In this episode of the Memora Health Care Delivery Podcast, we’re thrilled to speak with J.D. Whitlock, CIO at Dayton Children's Hospital, to explore these questions. Joining Dayton Children’s after working within the military healthcare system for the Air Force Research Lab, J.D.’s specialty is expanding accountable care and managing healthcare IT.
Here’s a rundown of what we discussed.
Fee-for-service healthcare is fading, but value-based care is still challenging
With most healthcare organizations losing revenue, the traditional fee-for-service healthcare model clearly needs to change. As care and supply costs surge, providers are forced to do more with less, facing pressure to cut overhead while improving health outcomes and the patient experience.
That’s where structures like Accountable Care Organizations (ACOs) come into play. These are groups of doctors, hospitals, and other providers who join together to deliver coordinated care. The idea is to put the patient at the center of the care equation, getting them the care they need – when they need it. And, if ACOs show they can elevate healthcare delivery while cutting costs, participating providers receive better reimbursements from Medicare.

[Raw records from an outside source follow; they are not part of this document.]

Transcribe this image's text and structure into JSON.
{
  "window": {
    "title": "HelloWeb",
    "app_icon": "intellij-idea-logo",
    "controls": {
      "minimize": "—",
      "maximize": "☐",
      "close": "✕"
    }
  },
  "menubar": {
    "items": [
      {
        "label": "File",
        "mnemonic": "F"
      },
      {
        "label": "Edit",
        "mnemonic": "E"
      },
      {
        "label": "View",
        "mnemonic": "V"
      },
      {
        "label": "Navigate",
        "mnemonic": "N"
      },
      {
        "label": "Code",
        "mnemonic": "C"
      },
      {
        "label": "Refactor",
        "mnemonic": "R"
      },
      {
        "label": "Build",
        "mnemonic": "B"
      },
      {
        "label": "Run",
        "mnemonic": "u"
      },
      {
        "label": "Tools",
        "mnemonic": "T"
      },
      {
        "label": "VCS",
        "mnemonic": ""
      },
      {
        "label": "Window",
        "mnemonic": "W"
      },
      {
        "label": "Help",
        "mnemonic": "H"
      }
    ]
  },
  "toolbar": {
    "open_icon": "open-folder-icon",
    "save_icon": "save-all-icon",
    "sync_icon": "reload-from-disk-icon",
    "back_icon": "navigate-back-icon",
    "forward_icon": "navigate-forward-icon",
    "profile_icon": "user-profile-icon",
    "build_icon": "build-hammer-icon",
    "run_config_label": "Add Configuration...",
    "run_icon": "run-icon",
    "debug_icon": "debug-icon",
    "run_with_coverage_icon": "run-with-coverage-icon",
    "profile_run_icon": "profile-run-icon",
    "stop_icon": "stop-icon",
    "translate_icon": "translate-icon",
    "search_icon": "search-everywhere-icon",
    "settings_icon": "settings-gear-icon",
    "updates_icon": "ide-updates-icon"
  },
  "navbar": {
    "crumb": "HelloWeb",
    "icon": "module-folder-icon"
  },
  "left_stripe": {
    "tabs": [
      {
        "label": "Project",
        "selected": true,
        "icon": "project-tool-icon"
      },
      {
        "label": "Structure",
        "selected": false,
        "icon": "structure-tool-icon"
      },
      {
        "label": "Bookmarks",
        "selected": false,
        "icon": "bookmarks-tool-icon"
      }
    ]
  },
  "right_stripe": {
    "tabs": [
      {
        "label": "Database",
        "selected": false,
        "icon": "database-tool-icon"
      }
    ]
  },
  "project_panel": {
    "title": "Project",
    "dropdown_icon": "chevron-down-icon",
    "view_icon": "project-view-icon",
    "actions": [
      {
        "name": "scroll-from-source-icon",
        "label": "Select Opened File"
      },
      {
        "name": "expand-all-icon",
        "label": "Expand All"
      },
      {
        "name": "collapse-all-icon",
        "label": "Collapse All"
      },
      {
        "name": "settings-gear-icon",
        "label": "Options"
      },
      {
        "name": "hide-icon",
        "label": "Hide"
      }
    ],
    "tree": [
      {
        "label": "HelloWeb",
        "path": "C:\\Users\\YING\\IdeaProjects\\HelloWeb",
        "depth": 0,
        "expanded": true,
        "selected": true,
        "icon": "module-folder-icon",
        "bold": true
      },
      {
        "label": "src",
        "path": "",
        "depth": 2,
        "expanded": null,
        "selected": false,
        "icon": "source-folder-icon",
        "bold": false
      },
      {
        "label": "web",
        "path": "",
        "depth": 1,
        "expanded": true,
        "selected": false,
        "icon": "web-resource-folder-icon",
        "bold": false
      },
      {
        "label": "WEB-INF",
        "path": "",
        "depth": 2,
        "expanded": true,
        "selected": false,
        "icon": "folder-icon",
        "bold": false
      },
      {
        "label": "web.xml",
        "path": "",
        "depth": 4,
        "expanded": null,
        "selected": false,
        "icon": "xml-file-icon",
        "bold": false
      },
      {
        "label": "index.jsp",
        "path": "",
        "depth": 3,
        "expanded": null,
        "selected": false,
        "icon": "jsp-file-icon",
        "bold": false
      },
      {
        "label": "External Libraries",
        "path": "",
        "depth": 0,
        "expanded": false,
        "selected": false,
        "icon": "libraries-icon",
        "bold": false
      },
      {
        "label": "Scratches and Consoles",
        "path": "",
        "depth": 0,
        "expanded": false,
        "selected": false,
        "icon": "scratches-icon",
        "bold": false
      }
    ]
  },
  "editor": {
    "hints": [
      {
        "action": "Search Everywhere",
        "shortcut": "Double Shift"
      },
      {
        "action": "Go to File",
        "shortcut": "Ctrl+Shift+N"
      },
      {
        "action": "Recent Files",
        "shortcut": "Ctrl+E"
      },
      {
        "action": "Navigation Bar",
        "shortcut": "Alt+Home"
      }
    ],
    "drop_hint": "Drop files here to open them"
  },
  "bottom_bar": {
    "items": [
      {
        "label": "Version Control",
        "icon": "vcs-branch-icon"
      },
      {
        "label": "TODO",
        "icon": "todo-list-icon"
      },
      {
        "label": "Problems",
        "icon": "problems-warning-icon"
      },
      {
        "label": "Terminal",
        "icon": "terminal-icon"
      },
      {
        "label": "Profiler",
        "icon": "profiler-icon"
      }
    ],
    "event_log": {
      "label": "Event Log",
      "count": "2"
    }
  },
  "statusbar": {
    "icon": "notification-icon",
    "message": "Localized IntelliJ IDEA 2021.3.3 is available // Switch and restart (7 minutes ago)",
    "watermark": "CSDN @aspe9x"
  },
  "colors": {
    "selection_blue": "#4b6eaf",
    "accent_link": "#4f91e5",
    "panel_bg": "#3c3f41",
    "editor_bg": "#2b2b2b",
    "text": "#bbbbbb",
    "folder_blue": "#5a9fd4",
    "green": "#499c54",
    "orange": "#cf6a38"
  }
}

At Dayton Children’s Hospital, around 50% of its patients are in accountable care arrangements, increasing access to high-quality care and putting the patient first in its care model.
But keeping value-based care sustainable doesn’t go without its challenges. J.D. says, “If you are successfully reducing acute care utilization and keeping patients healthier and out of the hospital and out of the emergency department. That's good for the patient, obviously. But in the ACOs that are health-system sponsored … you're not actually making money doing that. You're losing less money on the patients that are not coming to your hospital in your emergency department, right? And so that is a little bit difficult for the health systems, particularly in difficult financial times. It is challenging to do … even in a value-based care environment.”
That’s why it’s so important to pair the right technology that cuts down on operating costs while improving patient navigation.
Digital health supports accountable care organizations – but it needs to integrate
The health industry is buzzing with innovation focused on streamlining care delivery. But how easy is it to adopt and integrate these technologies?
There's a lot of momentum around new tools that make the process of delivering care easier, like Memora Health. J.D. feels excited about the progress of digital interoperability with EHR apps. It used to be common to hire a company only to find out later that the amount of effort required for interfacing with and adopting the program was twice as big as the software’s cost. These setbacks would increase implementation time by up to a year.
But EHRs like Epic are working to optimize their EHR app stores to help solve that issue for users and vendors. These digital markets have the potential to enable users to evaluate ease of integration and search for a particular functionality that organizations can adopt as seamlessly as possible.
Digital healthcare needs to have ROI
Incorporating digital health solutions is a smart move – but the reality is that they need to make sense from an ROI perspective, even if that return is not necessarily reflected immediately in financial terms.
J.D. explains, “There are a lot of great tools coming down the road, a lot of good venture capital investments. So I'm hopeful that in the next few years, we will see a lot of these things that will be easier to implement than they have been in the past. Now they still need to make economic sense. Sometimes vendors ask for prices for things that just don't make sense from an accountable-care perspective. So it still needs to make sense from an ROI perspective, but I am hopeful that a lot of these tools are going to be commercializable and implementable where in the past they have not been.”